ProFile, a longitudinal study of German doctoral candidates from all disciplines and their early post-doctoral careers, both in and outside of academia, contains a range of highly relevant output characteristics of PhD training, such as time to degree, grade, publications and conference visits, as well as of careers such as occupational placement, income, satisfaction.  It also makes use of a wide range of empirical concepts to more deeply analyse the empirical relations behind the distributions, like individual goals, personal characteristics, social background, characteristics of PhD training”, said Stefan Hornbostel, Head of Research area ‘Research System and Science Dynamics’ at German Centre for Higher Education Research and Science Studies (DZHW).

 

 

ProFile thus aims at identifying determinants of postdoctoral career development and providing information on conditions of doctoral education in a comparative perspective. The dataset contains several explanatory elements, which can be connected to career theories of decision making in order to explain career outcomes.

The study was carried out from 2009 until 2017, through three surveys, which were conducted annually by the DZHW as online surveys: the Initial Survey, the Evaluation Survey and the Follow-Up Survey.

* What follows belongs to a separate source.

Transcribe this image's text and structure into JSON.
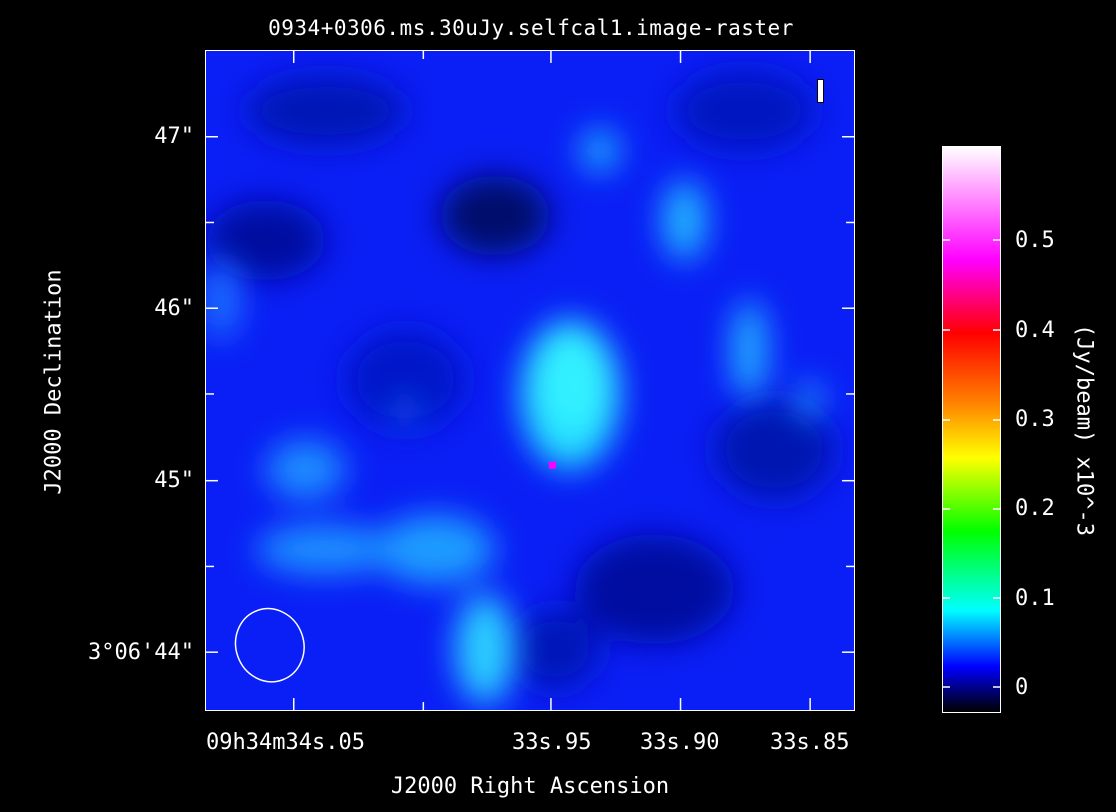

The Initial Survey targeted doctoral candidates participating in ProFile for the first time; the yearly Evaluation Survey focused on persons who have taken part in ProFile and have stated that they are still doctoral candidates in the previous survey, or on those who have completed their doctoral training in the meantime; the Follow-Up Survey targeted doctorate holders who participated in ProFile at least once and completed their doctoral candidacy.

In total, ProFile contains information of 5,468 doctorate holders. In total, 2,159 individuals were surveyed at all stages of their doctoral project. A few respondents, 1,528 in numbers, are already doctorate holders in the Initial Survey and receive a specific questionnaire, which surveys the beginning of the doctorate in retrospect. They are questioned in the Follow-Up Survey, too.

Universities, graduate schools and scholarship providers were contacted before the ProFile survey started in 2009 in order to get access to registers of doctoral candidates. The selection of participating institutions was primarily driven by the intention to reflect heterogeneity in contextual factors, respectively settings, in which a doctorate might be pursued and obtained and to yield sufficient sizes of subsamples for comparative analysis.

 

 

ProFile data are unique in the way as they are the only data available as of now which allow studying the transition from doctoral training to subsequent careers based on longitudinal data. Through RISIS project, ProFile was enriched with data from ETER and LEIDEN RANKING allowing to study the influence of institutional-level ranking data on individual outcomes”, said Jakob Tesch, researcher in Research System and Science Dynamics and Access Manager of ProFile dataset.

We are currently studying the influences of structured doctoral training on careers of doctorate holders. Moreover, we are supporting other researchers in comparing ProFile data to information from their home countries. There are, however, still a lot of other topics which are understudied, like influence of – good – supervision on careers, children and family obligations and many other”.